I read this for the category “I-2 a Number or quantity in the title”

Rationale: I argue that “fortune” is a quantity since it refers to “large amount of money or assets”

The Case of the Phantom Fortune – Erle Stanley Gardner, 1964

This Perry Mason novel should not be confused with Phantom Fortune, a novel by Mrs. Braddon, the author of the still worth reading Lady Audley’s Secret.

Long-time readers of this blog know that I’m unimpressed with Gardner’s output of the 1960s. He asks for leaps of faith and suspensions of belief that are beyond me. But notice that I still read them. While doing so, I look on the bright side.

The upside of this one is that Perry Mason re-assumes his hard-boiled manner of the novels from the late 1930s and early 1940s.
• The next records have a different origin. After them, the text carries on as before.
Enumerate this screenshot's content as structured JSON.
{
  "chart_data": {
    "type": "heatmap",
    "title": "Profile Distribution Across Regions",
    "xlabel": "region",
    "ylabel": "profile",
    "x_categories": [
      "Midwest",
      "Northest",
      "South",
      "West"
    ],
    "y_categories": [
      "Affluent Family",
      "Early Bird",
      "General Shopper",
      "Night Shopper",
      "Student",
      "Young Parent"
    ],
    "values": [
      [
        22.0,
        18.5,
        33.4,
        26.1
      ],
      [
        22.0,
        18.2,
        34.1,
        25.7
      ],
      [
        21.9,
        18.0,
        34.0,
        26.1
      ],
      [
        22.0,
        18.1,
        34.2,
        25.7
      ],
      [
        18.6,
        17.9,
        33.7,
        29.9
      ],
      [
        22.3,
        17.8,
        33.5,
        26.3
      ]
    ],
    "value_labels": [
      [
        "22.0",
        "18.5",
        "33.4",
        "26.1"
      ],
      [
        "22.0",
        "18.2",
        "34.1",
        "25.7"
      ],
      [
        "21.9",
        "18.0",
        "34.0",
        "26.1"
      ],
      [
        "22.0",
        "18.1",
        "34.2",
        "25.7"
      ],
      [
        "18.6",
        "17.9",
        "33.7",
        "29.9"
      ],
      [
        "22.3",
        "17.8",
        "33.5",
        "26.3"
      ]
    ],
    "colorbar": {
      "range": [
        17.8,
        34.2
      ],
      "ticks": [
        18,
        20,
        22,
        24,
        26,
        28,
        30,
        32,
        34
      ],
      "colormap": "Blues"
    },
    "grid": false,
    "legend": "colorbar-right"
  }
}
He tells a blackmailer of the three ways to deal with a blackmailer: pay up, go to the cops, or kill the blackmailer. He lets the blackmailer conclude that Perry will indeed snuff him if he persists in his demands.

Another upside is that the blackmailer ruthlessly exploits a guileless youth. He also has a George Sanders-type charm that is smooth and reptilian. He’s a scary creation, more memorable than Gardner’s usual greedy businessman or desperate lover. 

The main appeal of this one is its twists and turns. So I don’t want to give away incidents in a review.  I think any Mason fan will like this one.